NEWTOWN, Conn. — Newtown marked the seventh anniversary of the massacre at Sandy Hook Elementary School with vigils, church services and a moment of joy when the community’s high school football team — with a shooting victim’s brother as linebacker — won the state championship Saturday in a last-minute thrill.

The Newtown High School Nighthawks won the Class LL state championship on a 36-yard touchdown pass as time expired, beating Darien 13-7. The title was the first for Newtown since 1992. The team ends the season undefeated.

Ben Pinto, whose brother Jack was among those killed in the shooting, played linebacker for Newtown.

“The whole town showed out on this special night,” senior Jared Dunn told The Hartford Courant. “We knew we had to bring it home for our town.”

Twenty first graders and six educators were killed at the elementary school on Dec. 14, 2012.

At a remembrance service earlier Saturday, Monsignor Robert Weiss, of St. Rose of Lima Church, expressed dismay about how the spate of deadly gun violence has continued in the U.S. since Sandy Hook.

“On this day seven years ago, we all thought the world was going to change. But it seems we were deluded because the situation has gotten even worse with the violence of guns,” Weiss told a packed memorial Mass on Saturday, Hearst Connecticut Media reported. “We live in fear, we live in anxiety, and yet we live in hope because we know God walks with us.”

According to Connecticut Against Gun Violence, which helped to organize vigils held in the state on Saturday, more than 700,000 Americans have been killed or injured in gun violence since the Sandy Hook shooting.

The annual memorial Mass at St. Rose of Lima began with the traditional reading of the names of the Sandy Hook victims. A bell was solemnly rung after each name was recited.

While seven years have passed, many in the small community of Newtown still struggle to cope with the magnitude of the tragedy.

“Just when I thought I was moving past the difficult part of this experience, it comes back. And I know it is like that for a lot of us in Newtown,” Rabbi Shaul Praver said during an interfaith service at Newtown Congregational Church.

Weiss was overcome by tears at the end of his homily.

“I am asked all the time how we are doing — how our families are doing — and my answer is, ‘I don’t know,’ because every day brings something new,” Weiss said. “All we are given is what we have here this morning.”
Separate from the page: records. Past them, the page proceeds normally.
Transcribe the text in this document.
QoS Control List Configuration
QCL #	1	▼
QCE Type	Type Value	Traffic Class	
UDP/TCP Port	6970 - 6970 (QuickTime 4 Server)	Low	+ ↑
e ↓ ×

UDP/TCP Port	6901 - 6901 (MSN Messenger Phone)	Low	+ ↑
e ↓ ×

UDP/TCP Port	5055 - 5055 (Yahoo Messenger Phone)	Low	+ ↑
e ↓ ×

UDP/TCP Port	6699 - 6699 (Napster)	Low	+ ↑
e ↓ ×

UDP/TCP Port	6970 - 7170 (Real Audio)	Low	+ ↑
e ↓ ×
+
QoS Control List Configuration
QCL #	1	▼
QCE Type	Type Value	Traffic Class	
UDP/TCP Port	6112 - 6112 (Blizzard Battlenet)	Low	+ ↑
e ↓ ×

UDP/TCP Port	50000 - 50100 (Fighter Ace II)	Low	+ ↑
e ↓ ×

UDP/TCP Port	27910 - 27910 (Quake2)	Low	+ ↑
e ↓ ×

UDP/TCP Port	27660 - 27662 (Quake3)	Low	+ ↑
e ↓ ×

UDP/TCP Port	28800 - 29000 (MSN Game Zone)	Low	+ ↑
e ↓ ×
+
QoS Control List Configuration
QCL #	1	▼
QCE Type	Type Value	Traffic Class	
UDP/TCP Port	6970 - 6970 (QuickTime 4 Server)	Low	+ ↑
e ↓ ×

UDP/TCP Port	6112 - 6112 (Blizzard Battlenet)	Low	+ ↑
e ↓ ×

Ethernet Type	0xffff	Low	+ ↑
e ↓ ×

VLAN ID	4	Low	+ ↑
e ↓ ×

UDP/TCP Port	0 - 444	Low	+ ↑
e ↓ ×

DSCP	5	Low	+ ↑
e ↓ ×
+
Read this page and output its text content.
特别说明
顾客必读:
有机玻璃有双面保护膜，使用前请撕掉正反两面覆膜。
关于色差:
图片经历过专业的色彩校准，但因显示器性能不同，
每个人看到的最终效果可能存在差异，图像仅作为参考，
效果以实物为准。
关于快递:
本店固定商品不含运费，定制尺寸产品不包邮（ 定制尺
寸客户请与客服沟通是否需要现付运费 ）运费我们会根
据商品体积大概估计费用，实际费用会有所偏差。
Gov. Ned Lamont ordered all state and U.S. flags in Connecticut to be flown at half-staff from sunrise to sunset on Saturday in remembrance of the Newtown victims.

“The tragedy that occurred that day is one of the worst in our history,” Lamont, a Democrat, said in a statement. “But in its aftermath, we witnessed an unprecedented outpouring of humanity, hope, and kindness cascading into our state from over the entire world, spreading a message of love that we must proactively protect.”